If you live in Massachusetts and are getting a divorce, you know the process can be infinitely more complicated if kids are involved. You not only have to deal with alimony and property division, but also determine where the kids should live and who should have custody of them. If the divorce is amicable, this may be an easier decision for you. If you have strong feelings about where your children live and how much time they spend with your ex, it is important that you understand the different types of custody as defined by FindLaw.

Legal custody allows one parent to make any long-term decisions about the child’s care. This could relate to medical care, religious instruction, education and nay other aspects of their welfare. Parents can have joint legal custody, which means they both have a say in any decisions made for the child.

Physical custody determines who the child lives with and when visitation is allowed for any other caregiver or person in the child’s life. State rules are usually applied in these situations and a family court judge makes a decision regarding the best way to split physical custody after reviewing evidence.

When a parent has complete legal and physical custody of a child, they have sole custody. These situations are rare and usually only apply when one parent has demonstrated repeatedly that they are unable or unfit to care for the child.

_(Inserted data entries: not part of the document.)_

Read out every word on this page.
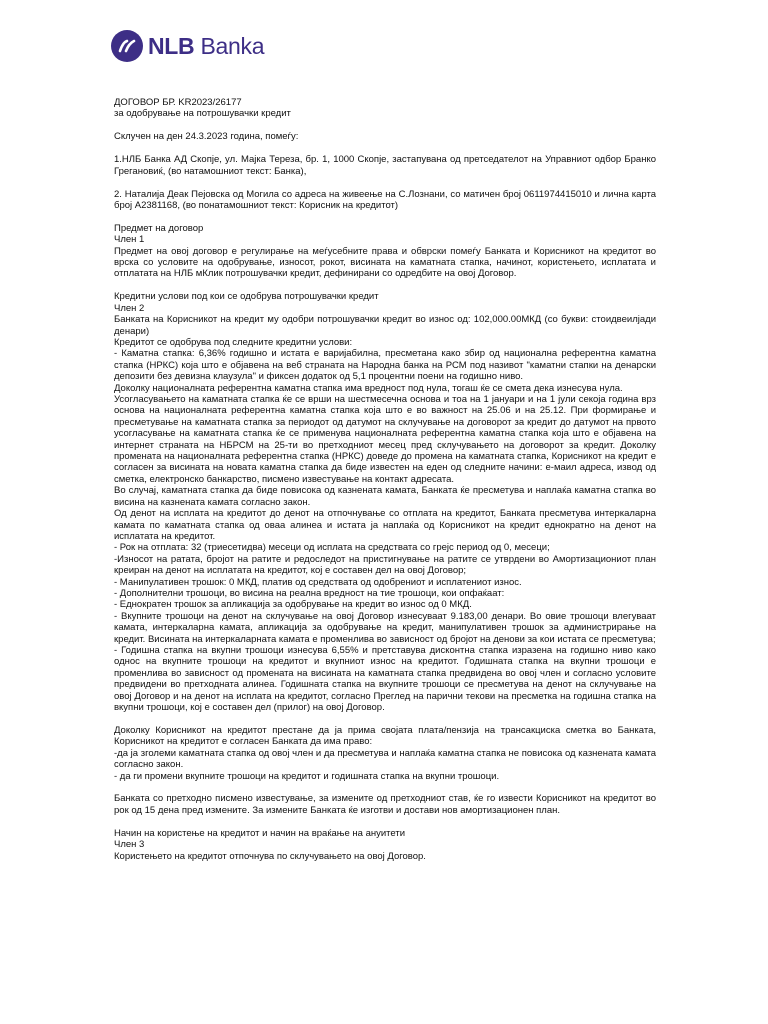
NLB Banka

ДОГОВОР БР. KR2023/26177

за одобрување на потрошувачки кредит

Склучен на ден 24.3.2023 година, помеѓу:

1.НЛБ Банка АД Скопје, ул. Мајка Тереза, бр. 1, 1000 Скопје, застапувана од претседателот на Управниот одбор Бранко Грегановиќ, (во натамошниот текст: Банка),

2. Наталија Деак Пејовска од Могила со адреса на живеење на С.Лознани, со матичен број 0611974415010 и лична карта број A2381168, (во понатамошниот текст: Корисник на кредитот)

Предмет на договор

Член 1

Предмет на овој договор е регулирање на меѓусебните права и обврски помеѓу Банката и Корисникот на кредитот во врска со условите на одобрување, износот, рокот, висината на каматната стапка, начинот, користењето, исплатата и отплатата на НЛБ мКлик потрошувачки кредит, дефинирани со одредбите на овој Договор.

Кредитни услови под кои се одобрува потрошувачки кредит

Член 2

Банката на Корисникот на кредит му одобри потрошувачки кредит во износ од: 102,000.00МКД (со букви: стоидвеилјади денари)

Кредитот се одобрува под следните кредитни услови:

- Каматна стапка: 6,36% годишно и истата е варијабилна, пресметана како збир од национална референтна каматна стапка (НРКС) која што е објавена на веб страната на Народна банка на РСМ под називот "каматни стапки на денарски депозити без девизна клаузула" и фиксен додаток од 5,1 процентни поени на годишно ниво.

Доколку националната референтна каматна стапка има вредност под нула, тогаш ќе се смета дека изнесува нула.

Усогласувањето на каматната стапка ќе се врши на шестмесечна основа и тоа на 1 јануари и на 1 јули секоја година врз основа на националната референтна каматна стапка која што е во важност на 25.06 и на 25.12. При формирање и пресметување на каматната стапка за периодот од датумот на склучување на договорот за кредит до датумот на првото усогласување на каматната стапка ќе се применува националната референтна каматна стапка која што е објавена на интернет страната на НБРСМ на 25-ти во претходниот месец пред склучувањето на договорот за кредит. Доколку промената на националната референтна стапка (НРКС) доведе до промена на каматната стапка, Корисникот на кредит е согласен за висината на новата каматна стапка да биде известен на еден од следните начини: е-маил адреса, извод од сметка, електронско банкарство, писмено известување на контакт адресата.

Во случај, каматната стапка да биде повисока од казнената камата, Банката ќе пресметува и наплаќа каматна стапка во висина на казнената камата согласно закон.

Од денот на исплата на кредитот до денот на отпочнување со отплата на кредитот, Банката пресметува интеркаларна камата по каматната стапка од оваа алинеа и истата ја наплаќа од Корисникот на кредит еднократно на денот на исплатата на кредитот.

- Рок на отплата: 32 (триесетидва) месеци од исплата на средствата со грејс период од 0, месеци;

-Износот на ратата, бројот на ратите и редоследот на пристигнување на ратите се утврдени во Амортизациониот план креиран на денот на исплатата на кредитот, кој е составен дел на овој Договор;

- Манипулативен трошок: 0 МКД, платив од средствата од одобрениот и исплатениот износ.

- Дополнителни трошоци, во висина на реална вредност на тие трошоци, кои опфаќаат:

- Еднократен трошок за апликација за одобрување на кредит во износ од 0 МКД.

- Вкупните трошоци на денот на склучување на овој Договор изнесуваат 9.183,00 денари. Во овие трошоци влегуваат камата, интеркаларна камата, апликација за одобрување на кредит, манипулативен трошок за администрирање на кредит. Висината на интеркаларната камата е променлива во зависност од бројот на денови за кои истата се пресметува;

- Годишна стапка на вкупни трошоци изнесува 6,55% и претставува дисконтна стапка изразена на годишно ниво како однос на вкупните трошоци на кредитот и вкупниот износ на кредитот. Годишната стапка на вкупни трошоци е променлива во зависност од промената на висината на каматната стапка предвидена во овој член и согласно условите предвидени во претходната алинеа. Годишната стапка на вкупните трошоци се пресметува на денот на склучување на овој Договор и на денот на исплата на кредитот, согласно Преглед на парични текови на пресметка на годишна стапка на вкупни трошоци, кој е составен дел (прилог) на овој Договор.

Доколку Корисникот на кредитот престане да ја прима својата плата/пензија на трансакциска сметка во Банката, Корисникот на кредитот е согласен Банката да има право:

-да ја зголеми каматната стапка од овој член и да пресметува и наплаќа каматна стапка не повисока од казнената камата согласно закон.

- да ги промени вкупните трошоци на кредитот и годишната стапка на вкупни трошоци.

Банката со претходно писмено известување, за измените од претходниот став, ќе го извести Корисникот на кредитот во рок од 15 дена пред измените. За измените Банката ќе изготви и достави нов амортизационен план.

Начин на користење на кредитот и начин на враќање на ануитети

Член 3

Користењето на кредитот отпочнува по склучувањето на овој Договор.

The parent may be allowed visitation under rules set by the court and these often have to be supervised by a professional.

Joint custody is when both parents share responsibility for the child. This is not just for their everyday care, but applies to any major decisions made about the child. Both parents have equal rights when it comes to the child and must be on board and agree on anything important that changes in the child’s life.

This is for educational purposes and should not be interpreted as legal advice.